AI/TLDR

Gemini Diffusion

Google's experimental text-diffusion model that writes ~1,500 tokens/second

Overview

Gemini Diffusion is an experimental research model from Google DeepMind, unveiled at Google I/O on May 20, 2025. It is Google's first language model to use a diffusion approach instead of the autoregressive transformer decoding that powers the rest of the Gemini family. Rather than emitting text one token at a time, Gemini Diffusion learns to turn random noise into coherent text through repeated refinement steps, much like image models such as Imagen and Stable Diffusion do for pixels.

The headline advantage is raw speed. Google's own demo page reports a sampling speed of 1,479 tokens per second (with 0.84 seconds of overhead), and Google describes the model as running roughly 5x faster than Gemini 2.0 Flash-Lite while matching its coding performance. Independent testers measured real generations in the 850-2,000 tokens-per-second range, fast enough that long code snippets and HTML pages appear almost instantly. Because the model denoises whole blocks at once, it can also revise earlier parts of an answer during generation rather than being locked into each token as it goes.

Gemini Diffusion is not a generally available product. At launch it was shared only with trusted testers as a waitlist-gated experimental demo, and Google positioned it as a research preview meant to inform future, faster models. It is text-only, and Google has not published a parameter count, context window, or pricing for it. The diffusion ideas explored here later surfaced in DiffusionGemma, a separate open-weights model Google released in June 2026.

Released2025-05-20
LicenseProprietary (Google, waitlist demo)
WeightsAPI only
ParametersNot disclosed
Max outputNot disclosed
ArchitectureText diffusion model. Instead of predicting one token at a time like an autoregressive transformer, it generates text by starting from noise and refining it over several denoising steps, producing whole blocks of tokens in parallel. This lets it correct mistakes mid-generation and reach very high sampling speeds.
Knowledge cutoffNot disclosed
ModalitiesText
StatusExperimental research demo (waitlist access)

Benchmarks

  1. HumanEval89.6%
  2. MBPP76%
  3. LiveCodeBench (v6)30.9%
  4. BigCodeBench45.4%
  5. LBPP (v2)56.8%
  6. AIME 202523.3%
  7. GPQA Diamond40.4%
  8. Global MMLU (Lite)69.1%
  9. SWE-Bench Verified22.9%

Scores on a 0–100 scale (25-point gridlines); higher is better. Each benchmark links to its published source.

Strengths

  • Extremely fast generation: ~1,479 tokens/second on Google's demo, several times faster than comparable autoregressive models
  • Competitive coding quality despite the speed: nearly matches Gemini 2.0 Flash-Lite on HumanEval, MBPP and BigCodeBench, and edges ahead on LiveCodeBench v6 and AIME 2025
  • Block-parallel denoising lets it self-correct mid-generation instead of committing to each token irreversibly
  • Demonstrates that text diffusion is viable at scale, opening a faster alternative to standard token-by-token decoding

Best for

  • Low-latency code generation and editing where near-instant output matters
  • Interactive demos and prototyping that benefit from very fast first-token-to-finish time
  • Research and experimentation with non-autoregressive (diffusion) text generation
  • Exploring iterative draft-and-refine workflows that exploit the model's mid-generation error correction

Gemini Diffusion / DiffusionGemma — every version

The full lineage of the Gemini Diffusion / DiffusionGemma line, newest first. Every version has its own page — click any to compare specs, benchmarks and pricing.

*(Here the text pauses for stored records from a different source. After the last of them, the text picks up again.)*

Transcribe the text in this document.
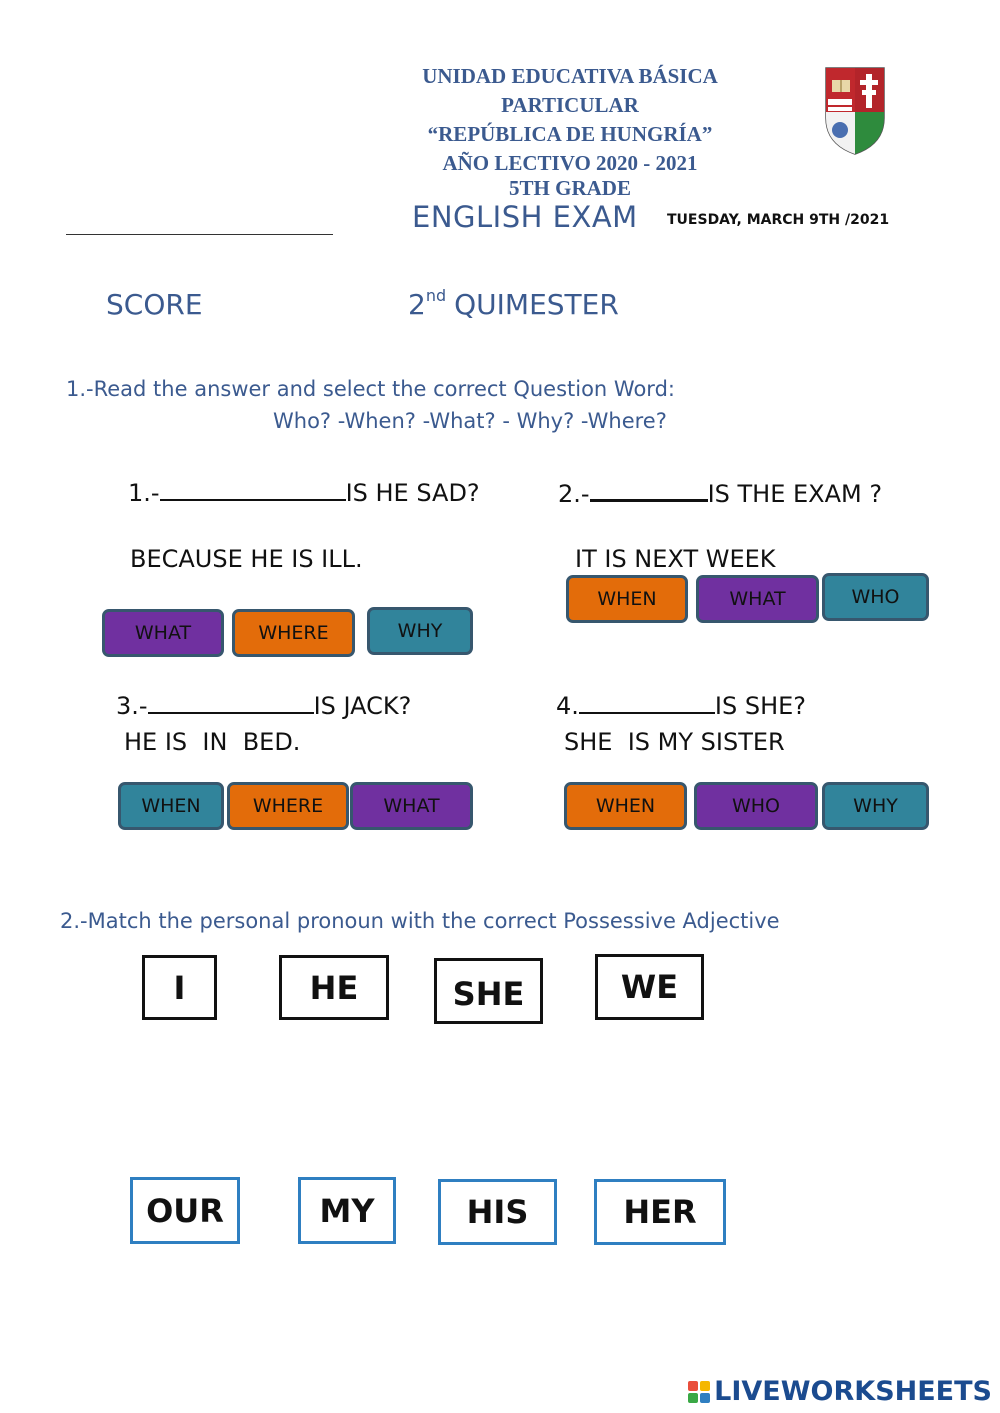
UNIDAD EDUCATIVA BÁSICA
PARTICULAR
“REPÚBLICA DE HUNGRÍA”
AÑO LECTIVO 2020 - 2021
5TH GRADE
ENGLISH EXAM TUESDAY, MARCH 9TH /2021
SCORE	2nd QUIMESTER
1.-Read the answer and select the correct Question Word:
Who? -When? -What? - Why? -Where?
1.-	IS HE SAD?
BECAUSE HE IS ILL.
WHAT	WHERE	WHY
2.-	IS THE EXAM ?
IT IS NEXT WEEK
WHEN	WHAT	WHO
3.-	IS JACK?
HE IS  IN  BED.
WHEN	WHERE	WHAT
4.	IS SHE?
SHE  IS MY SISTER
WHEN	WHO	WHY
2.-Match the personal pronoun with the correct Possessive Adjective
I	HE	SHE	WE
OUR	MY	HIS	HER
LIVEWORKSHEETS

VersionReleasedContextLicense
DiffusionGemmacurrent2026-06-10Apache-2.0
Gemini Diffusion2025-05-20Proprietary

FAQ

What is Gemini Diffusion?

Gemini Diffusion is an experimental research model from Google DeepMind, shown at Google I/O on May 20, 2025. It is Google's first text-generation language model to use a diffusion process: instead of predicting tokens one at a time, it turns random noise into text through repeated refinement steps, generating whole blocks in parallel.

How fast is Gemini Diffusion?

Google's demo page lists a sampling speed of 1,479 tokens per second with 0.84 seconds of overhead, and describes the model as roughly 5x faster than Gemini 2.0 Flash-Lite. Independent testers reported real-world speeds in the 850-2,000 tokens-per-second range.

Can I use Gemini Diffusion through an API?

No. Gemini Diffusion was released only as a waitlist-gated experimental demo for trusted testers, not as a generally available or paid API product. Google has not published pricing, a parameter count, or a context window for it.

How is Gemini Diffusion different from DiffusionGemma?

Gemini Diffusion is the closed, experimental research demo Google showed in May 2025. DiffusionGemma is a separate open-weights diffusion model (a 25.2B-total / 3.8B-active mixture-of-experts) that Google released later, in June 2026, under the Apache 2.0 license with weights on Hugging Face.